Transcriptional and Genetic Profiles of Astrocytic Populations Involved in Neurodegenerative Mechanisms

The development of new genetic tools have allowed the transcriptome analysis of reactive astrocytes from multiple brain regions (Zamanian et al., 2012) and the differentiation of the two main astrocytic phenotypes (A1 and A2).

The neurotoxic type A1 phenotype is triggered by microglia (Liddelow et al., 2017; Yun et al., 2018) and can be detected in many neurodegenerative conditions including PD (Yun et al., 2018), AD, amyotrophic lateral sclerosis (Li et al., 2019) and after traumatic brain injury (Clark et al., 2019).

A1 astrocytes in PD experimental models have been also induced by pre-formed fibrils of α-synuclein (α-syn PFF) and can be blocked by administration of NLY01, a glucagon-like peptide-1 receptor (GLP1R) agonist. Glp1r mRNA levels show a brain-region heterogeneity, being predominantly expressed in non-cortical areas associated to the progression/ neurodegeneration in PD. On the other hand, GLP1R is mainly expressed in microglia and astrocytes after α-syn PFF administration, suggesting that astrocytes mediate α-syn PFF toxicity and NLY01 might exert its glial-mediated activity in non-cortical brain regions.

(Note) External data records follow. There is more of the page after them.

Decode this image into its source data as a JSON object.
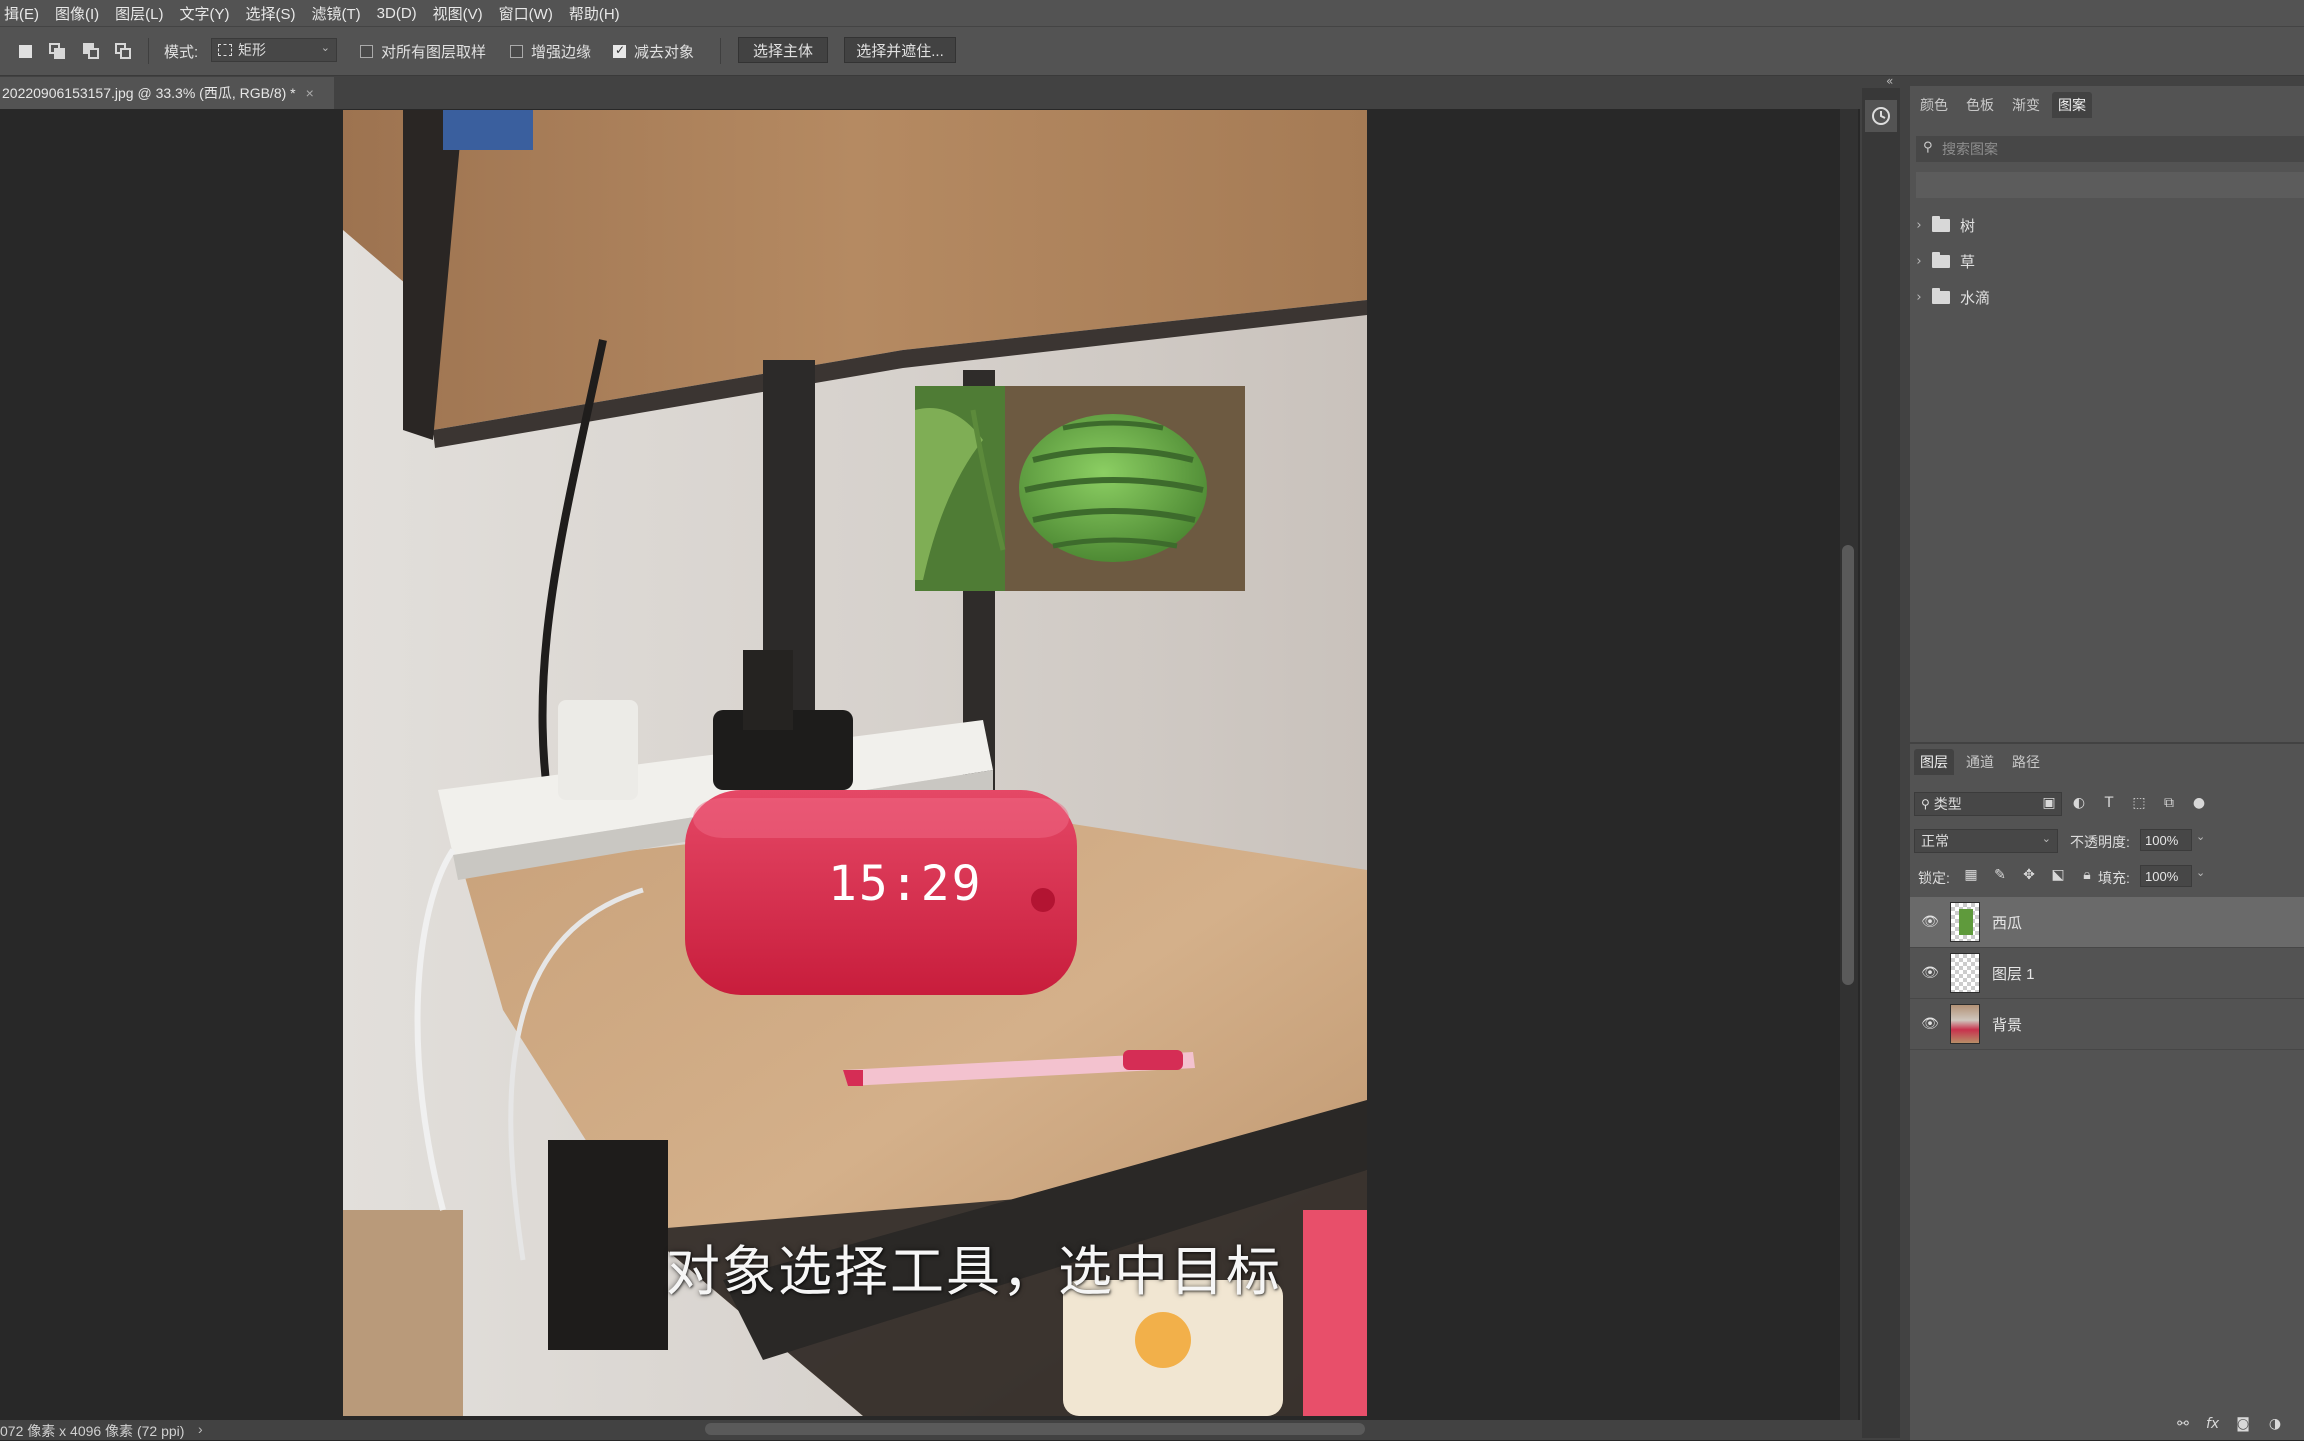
{
  "menu": {
    "items": [
      "揖(E)",
      "图像(I)",
      "图层(L)",
      "文字(Y)",
      "选择(S)",
      "滤镜(T)",
      "3D(D)",
      "视图(V)",
      "窗口(W)",
      "帮助(H)"
    ]
  },
  "options": {
    "mode_label": "模式:",
    "mode_value": "矩形",
    "sample_all_layers": "对所有图层取样",
    "enhance_edge": "增强边缘",
    "subtract_object": "减去对象",
    "select_subject": "选择主体",
    "select_and_mask": "选择并遮住..."
  },
  "document": {
    "tab_title": "20220906153157.jpg @ 33.3% (西瓜, RGB/8) *",
    "close": "×",
    "status": "072 像素 x 4096 像素 (72 ppi)",
    "status_arrow": "›",
    "caption": "对象选择工具，选中目标",
    "clock_display": "15:29"
  },
  "top_panel": {
    "tabs": [
      "颜色",
      "色板",
      "渐变",
      "图案"
    ],
    "active_tab": "图案",
    "search_placeholder": "搜索图案",
    "folders": [
      "树",
      "草",
      "水滴"
    ]
  },
  "layers_panel": {
    "tabs": [
      "图层",
      "通道",
      "路径"
    ],
    "kind_filter": "类型",
    "blend_mode": "正常",
    "opacity_label": "不透明度:",
    "opacity_value": "100%",
    "lock_label": "锁定:",
    "fill_label": "填充:",
    "fill_value": "100%",
    "layers": [
      {
        "name": "西瓜",
        "selected": true
      },
      {
        "name": "图层 1",
        "selected": false
      },
      {
        "name": "背景",
        "selected": false
      }
    ],
    "footer_fx": "fx"
  },
  "colors": {
    "ui_dark": "#282828",
    "ui_panel": "#535353",
    "ui_selected": "#6a6a6a",
    "clock_red": "#d8274a",
    "watermelon_green": "#5f9a3c"
  }
}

Recently, using the Ribo-Tag technique, ribosomes were genetically tabbed and astrocyte-associated mRNA purified from different brain areas of adult and aged mouse (Boisvert et al., 2018). Astrocytes from aged brains showed a regional specific upregulation of the genes involved in eliminating synapses, highlighting the role of astrocytes in damaging synapses.

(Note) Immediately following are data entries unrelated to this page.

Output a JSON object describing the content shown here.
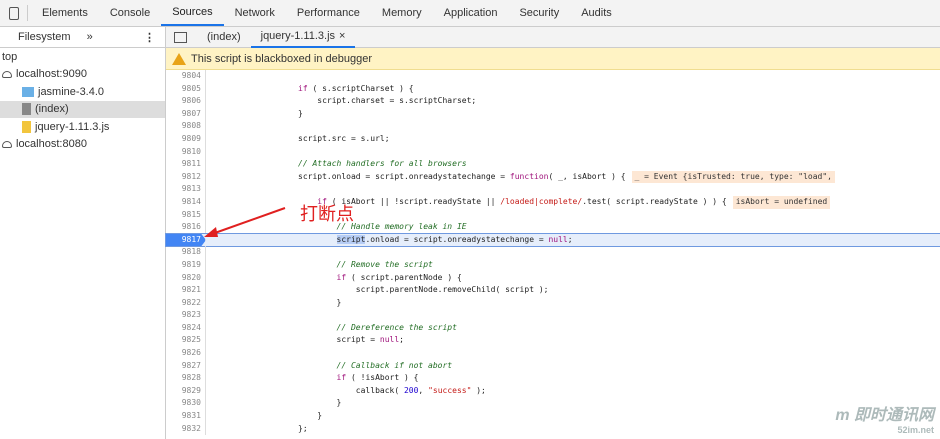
{
  "toolbar": {
    "tabs": [
      "Elements",
      "Console",
      "Sources",
      "Network",
      "Performance",
      "Memory",
      "Application",
      "Security",
      "Audits"
    ],
    "active": "Sources"
  },
  "navigator": {
    "tab": "Filesystem",
    "more": "»",
    "menu": "⋮",
    "tree": [
      {
        "label": "top",
        "type": "frame",
        "indent": 0
      },
      {
        "label": "localhost:9090",
        "type": "cloud",
        "indent": 0
      },
      {
        "label": "jasmine-3.4.0",
        "type": "folder",
        "indent": 1
      },
      {
        "label": "(index)",
        "type": "file-gray",
        "indent": 1,
        "selected": true
      },
      {
        "label": "jquery-1.11.3.js",
        "type": "file-yellow",
        "indent": 1
      },
      {
        "label": "localhost:8080",
        "type": "cloud",
        "indent": 0
      }
    ]
  },
  "editor": {
    "tabs": [
      {
        "label": "(index)"
      },
      {
        "label": "jquery-1.11.3.js",
        "active": true,
        "close": "×"
      }
    ],
    "warning": "This script is blackboxed in debugger",
    "breakpoint_line": 9817,
    "lines": [
      {
        "n": "9804",
        "code": ""
      },
      {
        "n": "9805",
        "code": "if ( s.scriptCharset ) {"
      },
      {
        "n": "9806",
        "code": "    script.charset = s.scriptCharset;"
      },
      {
        "n": "9807",
        "code": "}"
      },
      {
        "n": "9808",
        "code": ""
      },
      {
        "n": "9809",
        "code": "script.src = s.url;"
      },
      {
        "n": "9810",
        "code": ""
      },
      {
        "n": "9811",
        "code": "// Attach handlers for all browsers"
      },
      {
        "n": "9812",
        "code": "script.onload = script.onreadystatechange = function( _, isAbort ) {",
        "inline": "_ = Event {isTrusted: true, type: \"load\","
      },
      {
        "n": "9813",
        "code": ""
      },
      {
        "n": "9814",
        "code": "    if ( isAbort || !script.readyState || /loaded|complete/.test( script.readyState ) ) {",
        "inline": "isAbort = undefined"
      },
      {
        "n": "9815",
        "code": ""
      },
      {
        "n": "9816",
        "code": "        // Handle memory leak in IE"
      },
      {
        "n": "9817",
        "code": "        script.onload = script.onreadystatechange = null;"
      },
      {
        "n": "9818",
        "code": ""
      },
      {
        "n": "9819",
        "code": "        // Remove the script"
      },
      {
        "n": "9820",
        "code": "        if ( script.parentNode ) {"
      },
      {
        "n": "9821",
        "code": "            script.parentNode.removeChild( script );"
      },
      {
        "n": "9822",
        "code": "        }"
      },
      {
        "n": "9823",
        "code": ""
      },
      {
        "n": "9824",
        "code": "        // Dereference the script"
      },
      {
        "n": "9825",
        "code": "        script = null;"
      },
      {
        "n": "9826",
        "code": ""
      },
      {
        "n": "9827",
        "code": "        // Callback if not abort"
      },
      {
        "n": "9828",
        "code": "        if ( !isAbort ) {"
      },
      {
        "n": "9829",
        "code": "            callback( 200, \"success\" );"
      },
      {
        "n": "9830",
        "code": "        }"
      },
      {
        "n": "9831",
        "code": "    }"
      },
      {
        "n": "9832",
        "code": "};"
      }
    ]
  },
  "annotation": "打断点",
  "watermark": {
    "logo": "m 即时通讯网",
    "url": "52im.net"
  },
  "colors": {
    "accent": "#1a73e8",
    "breakpoint": "#4285f4",
    "annotation": "#e02020",
    "warning_bg": "#fff3c4"
  }
}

Could the gene expression profile of each brain region explain the selective vulnerability to neurodegeneration?

In recent studies, the transcriptional profiles of astrocyte populations were linked to tumors and neurodegenerative diseases (Cuevas Diaz Duran et al., 2019). Through an advanced comparative bioinformatic analysis, it has been shown that gene signatures of astrocytic subpopulations correlate with glioma subtypes. In addition, several genes linked with neurodegenerative diseases such as AD, HD or PD were enriched in subpopulations of astrocytes (Sofroniew and Vinters, 2010).

Does astrocytic dysfunction precede neurodegeneration in specific brain regions?

The progression of astrocytosis and Aβ deposition has been examined using in vivo positron emission tomography in a transgenic mouse model of AD (APPswe) (Rodriguez-Vieitez et al., 2015). In 6-month-old APPswe, authors observed intense cortical astrocytosis but not Aβ plaques deposition, suggesting that astrocytosis occurs early in AD and precedes Aβ plaque deposition. Furthermore, a pan-cortical transcriptomic network analysis provided a comprehensive assessment of the critical molecular pathways associated with AD pathology. It offered new insights into the molecular mechanisms underlying selective regional vulnerability to AD at different stages of the progression of cognitive deficits and development of the canonical neuro-pathological lesions characterizing this disorder (Wang et al., 2016). Many of the gene expression changes, including those of oligodendrocytes, occurred early in the progression of the disease, making them potential treatment targets and unlikely to be mere bystander result of degeneration.

Conclusions

More extensive studies of the time course of gliosis in neurodegenerative diseases models should be carried out to determine whether astrogliosis is a previous phenomenon triggering neurodegeneration. Understanding the responses of astrocytes in diseases represents a new challenge for the diagnostic and the development of successful strategies against specific neurological disorders by interfering with the astrocytic subpopulations.